I'm planning on setting up a 48x12x12 tank with julies and multis for sure. Not sure what else I would add if anything. Thoughts on what else you would add?

Thank you,
Aaron


----------



## Fogelhund (Dec 3, 2002)

They aren't quite as bad as leleupi... but still hasn't worked out well in my experience.... exceptions being Lepidiolamprologus shellies and Telmatochromis sp. shell, which normally should do fine with the Julidochromis. Actually, my Telmatochromis sp. shell kept the wild regani Nsumbu's I had well under control.


----------



## ahud (Aug 22, 2009)

If I decide to try it then what are some ways I can increase my chances for success? Do you think increasing the number of multi's would afford the females some protection? I will be getting the multi's as adults and the julies as juveniles, so I'm hoping that will help too.

I asked Pam Chin and she stated that the julies are not a predator like leluepi and they do not actively hunt. Of course anything could happen when you are talking about a 5" fish interacting with a 1-2" fish.


----------



## Fogelhund (Dec 3, 2002)

Any and all cichlids actively hunt for food, are opportunistic and will eat whatever they can, including fry. Sure they aren't as predatory as leleupi as I've stated already, but they will eat what they can.

If you ad in the Julidochromis, after the multi's are established and breeding as a large colony you stand a better chance.


----------



## triscuit (May 6, 2005)

Even small julies will go into shells looking for snacks. The difference is that they won't try to drag adult shellies out.

My strategy for protecting multies might work for larger predators- stack the shells. Females always choose the shells on the bottom layer. This means getting at least 50 shells for the colony, and periodically grabbing the buried shells and putting them back on top. A secondary advantage of this arrangement is food availability for growing multies- if you can get food to drift into the shellbed, the young fish won't have much reason to swim out into the open.

If you can pile the shells such that the julies can't get into the bottom shells, you might not have too many issues. But watch as the julies grow out- if you are seeing tail damage on your female multies, there's a problem. I haven't tried this strategy for similis, and I don't think it would work for the harem shellies.


----------



## ahud (Aug 22, 2009)

I'm going to heed your advice FogelHund and Triscuit, you have never steered me wrong before :thumb: . I will keep looking for smaller species.

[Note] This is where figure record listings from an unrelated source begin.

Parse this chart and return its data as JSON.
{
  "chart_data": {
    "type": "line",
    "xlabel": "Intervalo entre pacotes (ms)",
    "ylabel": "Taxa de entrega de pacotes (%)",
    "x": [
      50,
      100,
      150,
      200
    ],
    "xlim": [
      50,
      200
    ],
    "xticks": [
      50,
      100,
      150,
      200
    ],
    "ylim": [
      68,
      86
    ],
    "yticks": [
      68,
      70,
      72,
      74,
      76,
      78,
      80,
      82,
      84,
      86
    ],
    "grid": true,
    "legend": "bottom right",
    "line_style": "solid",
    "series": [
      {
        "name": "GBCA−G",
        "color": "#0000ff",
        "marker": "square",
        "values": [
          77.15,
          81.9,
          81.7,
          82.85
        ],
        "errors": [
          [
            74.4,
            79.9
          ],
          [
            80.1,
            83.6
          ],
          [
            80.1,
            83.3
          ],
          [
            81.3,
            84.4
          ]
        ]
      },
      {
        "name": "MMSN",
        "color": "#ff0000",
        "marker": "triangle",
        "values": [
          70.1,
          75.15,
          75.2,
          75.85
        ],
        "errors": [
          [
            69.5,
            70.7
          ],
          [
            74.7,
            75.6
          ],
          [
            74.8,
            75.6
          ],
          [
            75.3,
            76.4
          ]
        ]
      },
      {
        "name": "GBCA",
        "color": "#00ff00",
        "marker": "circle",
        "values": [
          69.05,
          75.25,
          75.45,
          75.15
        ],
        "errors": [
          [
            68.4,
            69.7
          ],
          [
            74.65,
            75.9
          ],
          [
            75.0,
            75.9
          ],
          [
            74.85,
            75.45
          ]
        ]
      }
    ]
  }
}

If I can find something like transcriptus or ornatus is it plausible to shoot for more than one pair to go alongside the multis? Maybe a rock pile on each end of the tank and multi's in the middle?


----------



## shellies215 (Jan 7, 2011)

I had a female(i think) marlieri burundi in with some brevis a while back, and she had a female brevis by the tail, pulling her out of the shell to be able to eat eggs. I quickly scared the julie away from the shell, and moved it to another tank.


----------



## FishFlake (Mar 7, 2010)

My Julidochromis marlieri Burundi are about 18 months old as are my Lamprologus melegrise. The Julies have yet to show any interest in the shellies, but the shellies are not breading either. Maybe once they have fry the Julis will take noticed. I have 2 mating pairs of Julis. Each has it's own rock pile at opposite ends of the 55g tank with the Lamprologus melegrise in the middle. Also in the tank are a school of cyps and some Altolamprologus calvus Black Zambian


----------